Throughout his life, the Minimalist artist Donald Judd maintained that the origin of his work stemmed from painting rather than sculpture, that it came from “the paintings of Pollock, Newman and Rothko”, he said. This exhibition includes 15 paintings Judd made while studying art history at Columbia University and supporting himself as an art critic, shortly before he abandoned painting altogether to focus on the rectilinear sculptures for which he has been celebrated. The show offers an expanded understanding of the artist and the development of his masterful approach to colour and geometric form, featuring works that evoke landscapes cut by diagonal and asymmetrical lines. The gallery announced its representation of Judd and collaboration with the Judd Foundation in September.

Radcliffe Bailey, Nommo (2019). Courtesy Jack Shainman.

Radcliffe Bailey: Ascents and Echoes
Until 18 December at Jack Shainman Gallery, 513 West 20th Street, Manhattan

The American artist Radcliffe Bailey concentrates on Black Southern heritage in his practice.
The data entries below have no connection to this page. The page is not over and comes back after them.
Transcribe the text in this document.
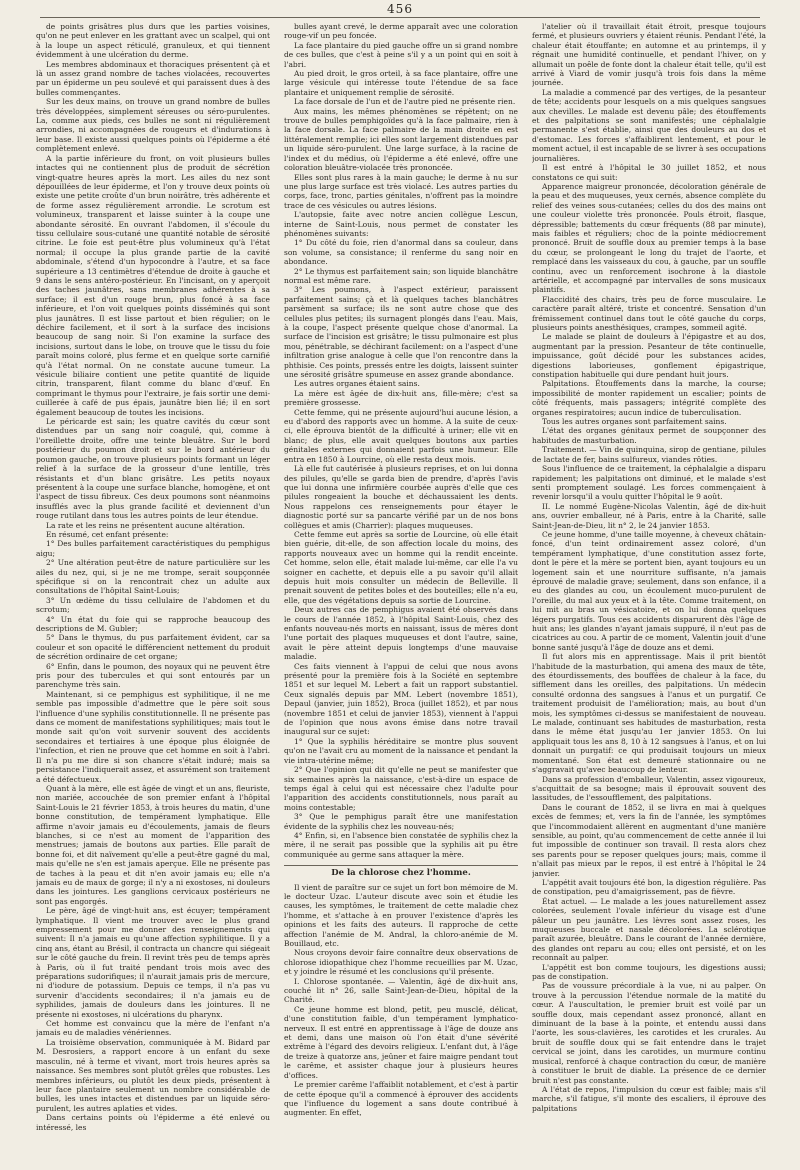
456

de points grisâtres plus durs que les parties voisines, qu'on ne peut enlever en les grattant avec un scalpel, qui ont à la loupe un aspect réticulé, granuleux, et qui tiennent évidemment à une ulcération du derme.

Les membres abdominaux et thoraciques présentent çà et là un assez grand nombre de taches violacées, recouvertes par un épiderme un peu soulevé et qui paraissent dues à des bulles commençantes.

Sur les deux mains, on trouve un grand nombre de bulles très développées, simplement séreuses ou séro-purulentes. La, comme aux pieds, ces bulles ne sont ni régulièrement arrondies, ni accompagnées de rougeurs et d'indurations à leur base. Il existe aussi quelques points où l'épiderme a été complètement enlevé.

A la partie inférieure du front, on voit plusieurs bulles intactes qui ne contiennent plus de produit de sécrétion vingt-quatre heures après la mort. Les ailes du nez sont dépouillées de leur épiderme, et l'on y trouve deux points où existe une petite croûte d'un brun noirâtre, très adhérente et de forme assez régulièrement arrondie. Le scrotum est volumineux, transparent et laisse suinter à la coupe une abondante sérosité. En ouvrant l'abdomen, il s'écoule du tissu cellulaire sous-cutané une quantité notable de sérosité citrine. Le foie est peut-être plus volumineux qu'à l'état normal; il occupe la plus grande partie de la cavité abdominale, s'étend d'un hypocondre à l'autre, et sa face supérieure a 13 centimètres d'étendue de droite à gauche et 9 dans le sens antéro-postérieur. En l'incisant, on y aperçoit des taches jaunâtres, sans membranes adhérentes à sa surface; il est d'un rouge brun, plus foncé à sa face inférieure, et l'on voit quelques points disséminés qui sont plus jaunâtres. Il est lisse partout et bien régulier; on le déchire facilement, et il sort à la surface des incisions beaucoup de sang noir. Si l'on examine la surface des incisions, surtout dans le lobe, on trouve que le tissu du foie paraît moins coloré, plus ferme et en quelque sorte carnifié qu'à l'état normal. On ne constate aucune tumeur. La vésicule biliaire contient une petite quantité de liquide citrin, transparent, filant comme du blanc d'œuf. En comprimant le thymus pour l'extraire, je fais sortir une demi-cuillerée à café de pus épais, jaunâtre bien lié; il en sort également beaucoup de toutes les incisions.

Le péricarde est sain; les quatre cavités du cœur sont distendues par un sang noir coagulé, qui, comme à l'oreillette droite, offre une teinte bleuâtre. Sur le bord postérieur du poumon droit et sur le bord antérieur du poumon gauche, on trouve plusieurs points formant un léger relief à la surface de la grosseur d'une lentille, très résistants et d'un blanc grisâtre. Les petits noyaux présentent à la coupe une surface blanche, homogène, et ont l'aspect de tissu fibreux. Ces deux poumons sont néanmoins insufflés avec la plus grande facilité et deviennent d'un rouge rutilant dans tous les autres points de leur étendue.

La rate et les reins ne présentent aucune altération.

En résumé, cet enfant présente:

1° Des bulles parfaitement caractéristiques du pemphigus aigu;

2° Une altération peut-être de nature particulière sur les ailes du nez, qui, si je ne me trompe, serait soupçonnée spécifique si on la rencontrait chez un adulte aux consultations de l'hôpital Saint-Louis;

3° Un œdème du tissu cellulaire de l'abdomen et du scrotum;

4° Un état du foie qui se rapproche beaucoup des descriptions de M. Gubler;

5° Dans le thymus, du pus parfaitement évident, car sa couleur et son opacité le différencient nettement du produit de sécrétion ordinaire de cet organe;

6° Enfin, dans le poumon, des noyaux qui ne peuvent être pris pour des tubercules et qui sont entourés par un parenchyme très sain.

Maintenant, si ce pemphigus est syphilitique, il ne me semble pas impossible d'admettre que le père soit sous l'influence d'une syphilis constitutionnelle. Il ne présente pas dans ce moment de manifestations syphilitiques; mais tout le monde sait qu'on voit survenir souvent des accidents secondaires et tertiaires à une époque plus éloignée de l'infection, et rien ne prouve que cet homme en soit à l'abri. Il n'a pu me dire si son chancre s'était induré; mais sa persistance l'indiquerait assez, et assurément son traitement a été défectueux.

Quant à la mère, elle est âgée de vingt et un ans, fleuriste, non mariée, accouchée de son premier enfant à l'hôpital Saint-Louis le 21 février 1853, à trois heures du matin, d'une bonne constitution, de tempérament lymphatique. Elle affirme n'avoir jamais eu d'écoulements, jamais de fleurs blanches, si ce n'est au moment de l'apparition des menstrues; jamais de boutons aux parties. Elle paraît de bonne foi, et dit naïvement qu'elle a peut-être gagné du mal, mais qu'elle ne s'en est jamais aperçue. Elle ne présente pas de taches à la peau et dit n'en avoir jamais eu; elle n'a jamais eu de maux de gorge; il n'y a ni exostoses, ni douleurs dans les jointures. Les ganglions cervicaux postérieurs ne sont pas engorgés.

Le père, âgé de vingt-huit ans, est écuyer; tempérament lymphatique. Il vient me trouver avec le plus grand empressement pour me donner des renseignements qui suivent: Il n'a jamais eu qu'une affection syphilitique. Il y a cinq ans, étant au Brésil, il contracta un chancre qui siégeait sur le côté gauche du frein. Il revint très peu de temps après à Paris, où il fut traité pendant trois mois avec des préparations sudorifiques; il n'aurait jamais pris de mercure, ni d'iodure de potassium. Depuis ce temps, il n'a pas vu survenir d'accidents secondaires; il n'a jamais eu de syphilides, jamais de douleurs dans les jointures. Il ne présente ni exostoses, ni ulcérations du pharynx.

Cet homme est convaincu que la mère de l'enfant n'a jamais eu de maladies vénériennes.

La troisième observation, communiquée à M. Bidard par M. Desrosiers, a rapport encore à un enfant du sexe masculin, né à terme et vivant, mort trois heures après sa naissance. Ses membres sont plutôt grêles que robustes. Les membres inférieurs, ou plutôt les deux pieds, présentent à leur face plantaire seulement un nombre considérable de bulles, les unes intactes et distendues par un liquide séro-purulent, les autres aplaties et vides.

Dans certains points où l'épiderme a été enlevé ou intéressé, les

bulles ayant crevé, le derme apparaît avec une coloration rouge-vif un peu foncée.

La face plantaire du pied gauche offre un si grand nombre de ces bulles, que c'est à peine s'il y a un point qui en soit à l'abri.

Au pied droit, le gros orteil, à sa face plantaire, offre une large vésicule qui intéresse toute l'étendue de sa face plantaire et uniquement remplie de sérosité.

La face dorsale de l'un et de l'autre pied ne présente rien.

Aux mains, les mêmes phénomènes se répètent; on ne trouve de bulles pemphigoïdes qu'à la face palmaire, rien à la face dorsale. La face palmaire de la main droite en est littéralement remplie; ici elles sont largement distendues par un liquide séro-purulent. Une large surface, à la racine de l'index et du médius, où l'épiderme a été enlevé, offre une coloration bleuâtre-violacée très prononcée.

Elles sont plus rares à la main gauche; le derme à nu sur une plus large surface est très violacé. Les autres parties du corps, face, tronc, parties génitales, n'offrent pas la moindre trace de ces vésicules ou autres lésions.

L'autopsie, faite avec notre ancien collègue Lescun, interne de Saint-Louis, nous permet de constater les phénomènes suivants:

1° Du côté du foie, rien d'anormal dans sa couleur, dans son volume, sa consistance; il renferme du sang noir en abondance.

2° Le thymus est parfaitement sain; son liquide blanchâtre normal est même rare.

3° Les poumons, à l'aspect extérieur, paraissent parfaitement sains; çà et là quelques taches blanchâtres parsèment sa surface; ils ne sont autre chose que des cellules plus petites; ils surnagent plongés dans l'eau. Mais, à la coupe, l'aspect présente quelque chose d'anormal. La surface de l'incision est grisâtre; le tissu pulmonaire est plus mou, pénétrable, se déchirant facilement: on a l'aspect d'une infiltration grise analogue à celle que l'on rencontre dans la phthisie. Ces points, pressés entre les doigts, laissent suinter une sérosité grisâtre spumeuse en assez grande abondance.

Les autres organes étaient sains.

La mère est âgée de dix-huit ans, fille-mère; c'est sa première grossesse.

Cette femme, qui ne présente aujourd'hui aucune lésion, a eu d'abord des rapports avec un homme. A la suite de ceux-ci, elle éprouva bientôt de la difficulté à uriner; elle vit en blanc; de plus, elle avait quelques boutons aux parties génitales externes qui donnaient parfois une humeur. Elle entra en 1850 à Lourcine, où elle resta deux mois.

Là elle fut cautérisée à plusieurs reprises, et on lui donna des pilules, qu'elle se garda bien de prendre, d'après l'avis que lui donna une infirmière courbée auprès d'elle que ces pilules rongeaient la bouche et déchaussaient les dents. Nous rappelons ces renseignements pour étayer le diagnostic porté sur sa pancarte vérifié par un de nos bons collègues et amis (Charrier): plaques muqueuses.

Cette femme eut après sa sortie de Lourcine, où elle était bien guérie, dit-elle, de son affection locale du moins, des rapports nouveaux avec un homme qui la rendit enceinte. Cet homme, selon elle, était malade lui-même, car elle l'a vu soigner en cachette, et depuis elle a pu savoir qu'il allait depuis huit mois consulter un médecin de Belleville. Il prenait souvent de petites boles et des bouteilles; elle n'a eu, elle, que des végétations depuis sa sortie de Lourcine.

Deux autres cas de pemphigus avaient été observés dans le cours de l'année 1852, à l'hôpital Saint-Louis, chez des enfants nouveau-nés morts en naissant, issus de mères dont l'une portait des plaques muqueuses et dont l'autre, saine, avait le père atteint depuis longtemps d'une mauvaise maladie.

Ces faits viennent à l'appui de celui que nous avons présenté pour la première fois à la Société en septembre 1851 et sur lequel M. Lebert a fait un rapport substantiel. Ceux signalés depuis par MM. Lebert (novembre 1851), Depaul (janvier, juin 1852), Broca (juillet 1852), et par nous (novembre 1851 et celui de janvier 1853), viennent à l'appui de l'opinion que nous avons émise dans notre travail inaugural sur ce sujet:

1° Que la syphilis héréditaire se montre plus souvent qu'on ne l'avait cru au moment de la naissance et pendant la vie intra-utérine même;

2° Que l'opinion qui dit qu'elle ne peut se manifester que six semaines après la naissance, c'est-à-dire un espace de temps égal à celui qui est nécessaire chez l'adulte pour l'apparition des accidents constitutionnels, nous paraît au moins contestable;

3° Que le pemphigus paraît être une manifestation évidente de la syphilis chez les nouveau-nés;

4° Enfin, si, en l'absence bien constatée de syphilis chez la mère, il ne serait pas possible que la syphilis ait pu être communiquée au germe sans attaquer la mère.

De la chlorose chez l'homme.

Il vient de paraître sur ce sujet un fort bon mémoire de M. le docteur Uzac. L'auteur discute avec soin et étudie les causes, les symptômes, le traitement de cette maladie chez l'homme, et s'attache à en prouver l'existence d'après les opinions et les faits des auteurs. Il rapproche de cette affection l'anémie de M. Andral, la chloro-anémie de M. Bouillaud, etc.

Nous croyons devoir faire connaître deux observations de chlorose idiopathique chez l'homme recueillies par M. Uzac, et y joindre le résumé et les conclusions qu'il présente.

I. Chlorose spontanée. — Valentin, âgé de dix-huit ans, couché lit n° 26, salle Saint-Jean-de-Dieu, hôpital de la Charité.

Ce jeune homme est blond, petit, peu musclé, délicat, d'une constitution faible, d'un tempérament lymphatico-nerveux. Il est entré en apprentissage à l'âge de douze ans et demi, dans une maison où l'on était d'une sévérité extrême à l'égard des devoirs religieux. L'enfant dut, à l'âge de treize à quatorze ans, jeûner et faire maigre pendant tout le carême, et assister chaque jour à plusieurs heures d'offices.

Le premier carême l'affaiblit notablement, et c'est à partir de cette époque qu'il a commencé à éprouver des accidents que l'influence du logement a sans doute contribué à augmenter. En effet,

l'atelier où il travaillait était étroit, presque toujours fermé, et plusieurs ouvriers y étaient réunis. Pendant l'été, la chaleur était étouffante; en automne et au printemps, il y régnait une humidité continuelle, et pendant l'hiver, on y allumait un poêle de fonte dont la chaleur était telle, qu'il est arrivé à Viard de vomir jusqu'à trois fois dans la même journée.

La maladie a commencé par des vertiges, de la pesanteur de tête; accidents pour lesquels on a mis quelques sangsues aux chevilles. Le malade est devenu pâle; des étouffements et des palpitations se sont manifestés; une céphalalgie permanente s'est établie, ainsi que des douleurs au dos et d'estomac. Les forces s'affaiblirent lentement, et pour le moment actuel, il est incapable de se livrer à ses occupations journalières.

Il est entré à l'hôpital le 30 juillet 1852, et nous constatons ce qui suit:

Apparence maigreur prononcée, décoloration générale de la peau et des muqueuses, yeux cernés, absence complète du relief des veines sous-cutanées; celles du dos des mains ont une couleur violette très prononcée. Pouls étroit, flasque, dépressible; battements du cœur fréquents (88 par minute), mais faibles et réguliers; choc de la pointe médiocrement prononcé. Bruit de souffle doux au premier temps à la base du cœur, se prolongeant le long du trajet de l'aorte, et remplacé dans les vaisseaux du cou, à gauche, par un souffle continu, avec un renforcement isochrone à la diastole artérielle, et accompagné par intervalles de sons musicaux plaintifs.

Flaccidité des chairs, très peu de force musculaire. Le caractère paraît altéré, triste et concentré. Sensation d'un frémissement continuel dans tout le côté gauche du corps, plusieurs points anesthésiques, crampes, sommeil agité.

Le malade se plaint de douleurs à l'épigastre et au dos, augmentant par la pression. Pesanteur de tête continuelle, impuissance, goût décidé pour les substances acides, digestions laborieuses, gonflement épigastrique, constipation habituelle qui dure pendant huit jours.

Palpitations. Étouffements dans la marche, la course; impossibilité de monter rapidement un escalier; points de côté fréquents, mais passagers; intégrité complète des organes respiratoires; aucun indice de tuberculisation.

Tous les autres organes sont parfaitement sains.

L'état des organes génitaux permet de soupçonner des habitudes de masturbation.

Traitement. — Vin de quinquina, sirop de gentiane, pilules de lactate de fer, bains sulfureux, viandes rôties.

Sous l'influence de ce traitement, la céphalalgie a disparu rapidement; les palpitations ont diminué, et le malade s'est senti promptement soulagé. Les forces commençaient à revenir lorsqu'il a voulu quitter l'hôpital le 9 août.

II. Le nommé Eugène-Nicolas Valentin, âgé de dix-huit ans, ouvrier emballeur, né à Paris, entre à la Charité, salle Saint-Jean-de-Dieu, lit n° 2, le 24 janvier 1853.

Ce jeune homme, d'une taille moyenne, à cheveux châtain-foncé, d'un teint ordinairement assez coloré, d'un tempérament lymphatique, d'une constitution assez forte, dont le père et la mère se portent bien, ayant toujours eu un logement sain et une nourriture suffisante, n'a jamais éprouvé de maladie grave; seulement, dans son enfance, il a eu des glandes au cou, un écoulement muco-purulent de l'oreille, du mal aux yeux et à la tête. Comme traitement, on lui mit au bras un vésicatoire, et on lui donna quelques légers purgatifs. Tous ces accidents disparurent dès l'âge de huit ans; les glandes n'ayant jamais suppuré, il n'eut pas de cicatrices au cou. A partir de ce moment, Valentin jouit d'une bonne santé jusqu'à l'âge de douze ans et demi.

Il fut alors mis en apprentissage. Mais il prit bientôt l'habitude de la masturbation, qui amena des maux de tête, des étourdissements, des bouffées de chaleur à la face, du sifflement dans les oreilles, des palpitations. Un médecin consulté ordonna des sangsues à l'anus et un purgatif. Ce traitement produisit de l'amélioration; mais, au bout d'un mois, les symptômes ci-dessus se manifestaient de nouveau. Le malade, continuant ses habitudes de masturbation, resta dans le même état jusqu'au 1er janvier 1853. On lui appliquait tous les ans 8, 10 à 12 sangsues à l'anus, et on lui donnait un purgatif: ce qui produisait toujours un mieux momentané. Son état est demeuré stationnaire ou ne s'aggravait qu'avec beaucoup de lenteur.

Dans sa profession d'emballeur, Valentin, assez vigoureux, s'acquittait de sa besogne; mais il éprouvait souvent des lassitudes, de l'essoufflement, des palpitations.

Dans le courant de 1852, il se livra en mai à quelques excès de femmes; et, vers la fin de l'année, les symptômes que l'incommodaient allèrent en augmentant d'une manière sensible, au point, qu'au commencement de cette année il lui fut impossible de continuer son travail. Il resta alors chez ses parents pour se reposer quelques jours; mais, comme il n'allait pas mieux par le repos, il est entré à l'hôpital le 24 janvier.

L'appétit avait toujours été bon, la digestion régulière. Pas de constipation, peu d'amaigrissement, pas de fièvre.

État actuel. — Le malade a les joues naturellement assez colorées, seulement l'ovale inférieur du visage est d'une pâleur un peu jaunâtre. Les lèvres sont assez roses, les muqueuses buccale et nasale décolorées. La sclérotique paraît azurée, bleuâtre. Dans le courant de l'année dernière, des glandes ont reparu au cou; elles ont persisté, et on les reconnaît au palper.

L'appétit est bon comme toujours, les digestions aussi; pas de constipation.

Pas de voussure précordiale à la vue, ni au palper. On trouve à la percussion l'étendue normale de la matité du cœur. A l'auscultation, le premier bruit est voilé par un souffle doux, mais cependant assez prononcé, allant en diminuant de la base à la pointe, et entendu aussi dans l'aorte, les sous-clavières, les carotides et les crurales. Au bruit de souffle doux qui se fait entendre dans le trajet cervical se joint, dans les carotides, un murmure continu musical, renforcé à chaque contraction du cœur, de manière à constituer le bruit de diable. La présence de ce dernier bruit n'est pas constante.

A l'état de repos, l'impulsion du cœur est faible; mais s'il marche, s'il fatigue, s'il monte des escaliers, il éprouve des palpitations
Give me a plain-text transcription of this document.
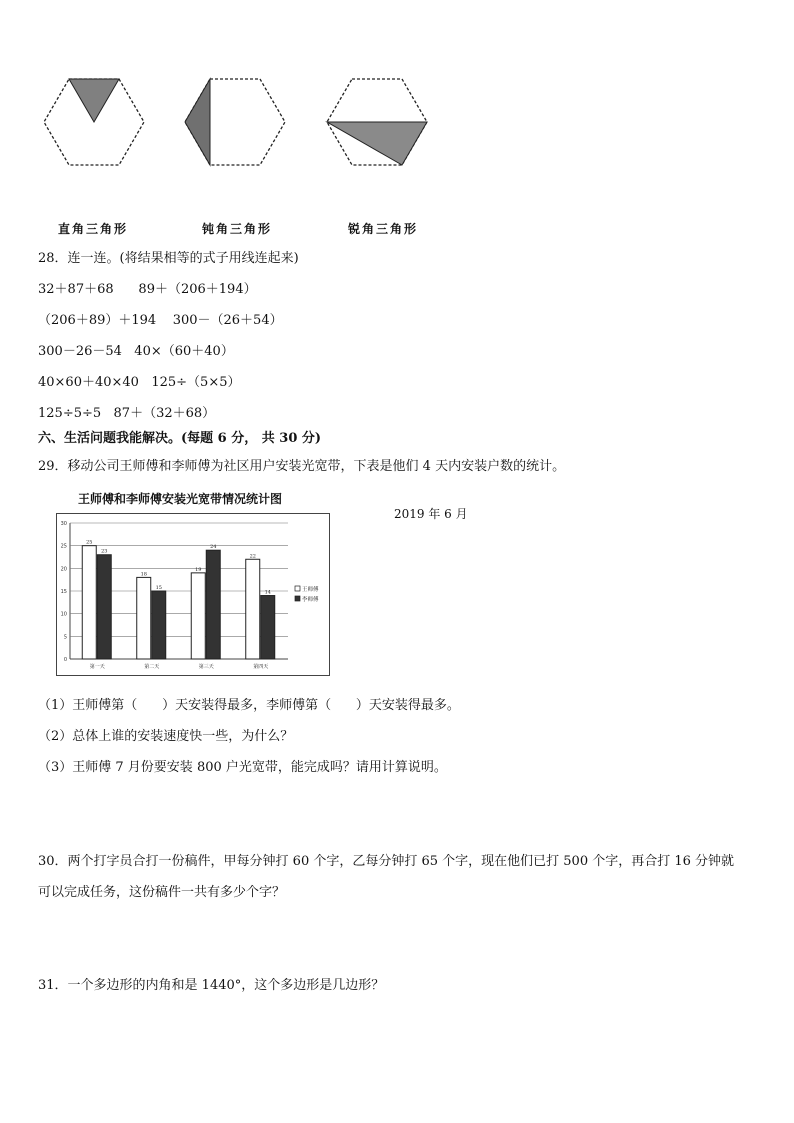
直角三角形	钝角三角形	锐角三角形
28．连一连。(将结果相等的式子用线连起来)
32＋87＋68      89＋（206＋194）
（206＋89）＋194    300－（26＋54）
300－26－54   40×（60＋40）
40×60＋40×40   125÷（5×5）
125÷5÷5   87＋（32＋68）
六、生活问题我能解决。(每题 6 分， 共 30 分)
29．移动公司王师傅和李师傅为社区用户安装光宽带，下表是他们 4 天内安装户数的统计。
王师傅和李师傅安装光宽带情况统计图
2019 年 6 月
0
5
10
15
20
25
30
25
23
第一天
18
15
第二天
19
24
第三天
22
14
第四天
王师傅
李师傅
（1）王师傅第（      ）天安装得最多，李师傅第（      ）天安装得最多。
（2）总体上谁的安装速度快一些，为什么？
（3）王师傅 7 月份要安装 800 户光宽带，能完成吗？请用计算说明。
30．两个打字员合打一份稿件，甲每分钟打 60 个字，乙每分钟打 65 个字，现在他们已打 500 个字，再合打 16 分钟就
可以完成任务，这份稿件一共有多少个字？
31．一个多边形的内角和是 1440°，这个多边形是几边形？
This exhibition, which marks a departure from the artist’s previous figurative photographic work, features abstract mixed-media canvases and sculptures in which Bailey condenses his own considerations on the current state of the nation and its citizens. The artist intentionally creates multiple entry points in his work, merging time, history and collective memory while questioning the beginning and ending of a narrative. A centrepiece of the exhibition, the large-scale sculpture Nommo (2019)—first shown at the Istanbul Biennial in 2019—evokes the remnants of slave ship and the history of migration. The work of the Atlanta-based artist is held in major collections, including the Metropolitan Museum of Art and the Smithsonian Museum of American Art.